In [None]:
#cd Proj_Kobe-Bryant-Shot-Selection
#pip install -r requirements.txt

In [None]:
from google.colab import drive
drive.mount('/content/drive')

# Importar Bibliotecas Necessárias:

In [None]:
import os
import pandas as pd
import numpy as np
from sklearn.model_selection import train_test_split
from sklearn.linear_model import LogisticRegression
from sklearn.metrics import log_loss
from sklearn.metrics import f1_score
import mlflow
import mlflow.sklearn
from pycaret.classification import *


In [None]:
#print(mlflow.__version__)

In [None]:
# Iniciar o experimento do MLFlow
mlflow.start_run()

<ActiveRun: >

# Carregar os Dados Brutos do arquivo CSV

In [None]:
file_path = 'Proj_Kobe-Bryant-Shot-Selection/data/raw/data.csv'
df_kobe = pd.read_csv(file_path, sep=',')
df_kobe.head()

Unnamed: 0,action_type,combined_shot_type,game_event_id,game_id,lat,loc_x,loc_y,lon,minutes_remaining,period,...,shot_type,shot_zone_area,shot_zone_basic,shot_zone_range,team_id,team_name,game_date,matchup,opponent,shot_id
0,Jump Shot,Jump Shot,10,20000012,33.9723,167,72,-118.1028,10,1,...,2PT Field Goal,Right Side(R),Mid-Range,16-24 ft.,1610612747,Los Angeles Lakers,2000-10-31,LAL @ POR,POR,1
1,Jump Shot,Jump Shot,12,20000012,34.0443,-157,0,-118.4268,10,1,...,2PT Field Goal,Left Side(L),Mid-Range,8-16 ft.,1610612747,Los Angeles Lakers,2000-10-31,LAL @ POR,POR,2
2,Jump Shot,Jump Shot,35,20000012,33.9093,-101,135,-118.3708,7,1,...,2PT Field Goal,Left Side Center(LC),Mid-Range,16-24 ft.,1610612747,Los Angeles Lakers,2000-10-31,LAL @ POR,POR,3
3,Jump Shot,Jump Shot,43,20000012,33.8693,138,175,-118.1318,6,1,...,2PT Field Goal,Right Side Center(RC),Mid-Range,16-24 ft.,1610612747,Los Angeles Lakers,2000-10-31,LAL @ POR,POR,4
4,Driving Dunk Shot,Dunk,155,20000012,34.0443,0,0,-118.2698,6,2,...,2PT Field Goal,Center(C),Restricted Area,Less Than 8 ft.,1610612747,Los Angeles Lakers,2000-10-31,LAL @ POR,POR,5


In [None]:
print("Número de linhas no DataFrame:", df_kobe.shape[0])

Número de linhas no DataFrame: 30697


# 6. b.

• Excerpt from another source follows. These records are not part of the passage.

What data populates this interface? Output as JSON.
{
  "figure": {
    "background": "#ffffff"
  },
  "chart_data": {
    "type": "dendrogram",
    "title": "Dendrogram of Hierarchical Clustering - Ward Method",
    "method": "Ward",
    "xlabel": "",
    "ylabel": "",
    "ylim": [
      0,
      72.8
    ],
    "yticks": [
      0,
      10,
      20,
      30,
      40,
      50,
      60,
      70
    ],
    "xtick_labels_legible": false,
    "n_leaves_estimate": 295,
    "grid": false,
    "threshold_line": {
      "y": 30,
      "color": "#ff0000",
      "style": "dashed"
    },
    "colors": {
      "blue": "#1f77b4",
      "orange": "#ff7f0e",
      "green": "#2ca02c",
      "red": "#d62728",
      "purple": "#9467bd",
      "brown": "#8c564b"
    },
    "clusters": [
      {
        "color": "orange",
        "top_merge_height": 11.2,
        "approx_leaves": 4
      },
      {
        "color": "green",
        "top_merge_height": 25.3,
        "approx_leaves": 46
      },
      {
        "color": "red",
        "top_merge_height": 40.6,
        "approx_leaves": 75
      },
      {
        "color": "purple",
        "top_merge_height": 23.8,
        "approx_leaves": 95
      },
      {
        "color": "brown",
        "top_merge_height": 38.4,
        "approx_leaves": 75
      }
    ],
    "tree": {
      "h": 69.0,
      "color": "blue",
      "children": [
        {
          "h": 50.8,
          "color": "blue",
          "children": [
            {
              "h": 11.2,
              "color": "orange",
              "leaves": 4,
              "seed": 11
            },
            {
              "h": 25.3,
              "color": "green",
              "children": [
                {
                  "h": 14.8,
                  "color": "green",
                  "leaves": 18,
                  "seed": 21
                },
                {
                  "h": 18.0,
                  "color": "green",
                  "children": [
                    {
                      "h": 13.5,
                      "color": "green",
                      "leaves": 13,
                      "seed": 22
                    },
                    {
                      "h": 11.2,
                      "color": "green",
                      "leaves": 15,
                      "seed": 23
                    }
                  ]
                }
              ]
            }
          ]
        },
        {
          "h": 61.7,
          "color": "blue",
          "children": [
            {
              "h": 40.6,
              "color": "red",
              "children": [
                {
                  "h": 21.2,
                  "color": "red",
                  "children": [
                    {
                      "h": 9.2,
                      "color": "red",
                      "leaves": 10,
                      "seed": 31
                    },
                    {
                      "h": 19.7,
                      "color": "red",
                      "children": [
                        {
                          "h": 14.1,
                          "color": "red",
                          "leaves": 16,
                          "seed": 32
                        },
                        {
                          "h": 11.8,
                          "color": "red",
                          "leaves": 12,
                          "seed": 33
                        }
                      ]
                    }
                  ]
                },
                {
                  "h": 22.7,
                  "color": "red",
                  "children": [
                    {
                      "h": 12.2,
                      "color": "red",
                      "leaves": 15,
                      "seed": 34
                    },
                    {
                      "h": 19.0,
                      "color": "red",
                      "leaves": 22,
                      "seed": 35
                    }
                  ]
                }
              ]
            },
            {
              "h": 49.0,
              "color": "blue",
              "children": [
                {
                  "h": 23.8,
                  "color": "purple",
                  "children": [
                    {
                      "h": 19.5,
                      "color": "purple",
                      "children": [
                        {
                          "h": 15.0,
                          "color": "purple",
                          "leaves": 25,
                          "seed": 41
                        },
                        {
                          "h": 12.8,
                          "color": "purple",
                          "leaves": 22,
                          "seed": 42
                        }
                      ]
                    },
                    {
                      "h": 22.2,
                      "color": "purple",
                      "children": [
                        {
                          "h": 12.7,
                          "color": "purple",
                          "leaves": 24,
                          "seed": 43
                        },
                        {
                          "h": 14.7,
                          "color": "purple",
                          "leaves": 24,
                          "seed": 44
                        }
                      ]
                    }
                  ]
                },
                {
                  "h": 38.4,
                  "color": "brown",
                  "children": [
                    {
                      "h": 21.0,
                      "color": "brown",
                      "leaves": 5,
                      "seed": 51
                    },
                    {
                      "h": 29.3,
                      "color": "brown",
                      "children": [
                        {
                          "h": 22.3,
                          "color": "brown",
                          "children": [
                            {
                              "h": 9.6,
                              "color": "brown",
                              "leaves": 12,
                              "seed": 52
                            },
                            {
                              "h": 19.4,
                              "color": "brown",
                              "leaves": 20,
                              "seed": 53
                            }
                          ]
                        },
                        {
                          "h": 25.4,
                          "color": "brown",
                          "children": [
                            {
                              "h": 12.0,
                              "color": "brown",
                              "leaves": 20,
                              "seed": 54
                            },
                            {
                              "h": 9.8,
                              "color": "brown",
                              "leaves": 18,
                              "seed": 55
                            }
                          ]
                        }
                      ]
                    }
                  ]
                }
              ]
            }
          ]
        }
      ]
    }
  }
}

Pré-processamento dos Dados processed_data

In [None]:
# Filtrar os dados onde o valor de shot_type é igual a '2PT Field Goal'
df_kobe = df_kobe[df_kobe['shot_type'] == '2PT Field Goal']

# Filtrar o DataFrame para incluir apenas as colunas especificadas
columns_to_keep = ['lat', 'lon', 'minutes_remaining', 'period', 'playoffs', 'shot_distance', 'shot_made_flag']
df_kobe = df_kobe[columns_to_keep]

def preprocess_data(raw_data):
    # Tratar dados ausentes, se houver
    processed_data = raw_data.dropna().copy()  # Copiar o DataFrame para garantir que estamos trabalhando com uma cópia

    # Substituir valores faltantes na coluna 'shot_made_flag' por 0 (indicando que o arremesso foi errado)
    processed_data['shot_made_flag'].fillna(0, inplace=True)

    # Converter a coluna 'shot_made_flag' para tipo inteiro
    processed_data['shot_made_flag'] = processed_data['shot_made_flag'].astype(int)

    return processed_data

# Aplicar o pré-processamento aos dados brutos
df_kobe = preprocess_data(df_kobe)

print("Número de linhas no DataFrame após o pré-processamento:", df_kobe.shape[0])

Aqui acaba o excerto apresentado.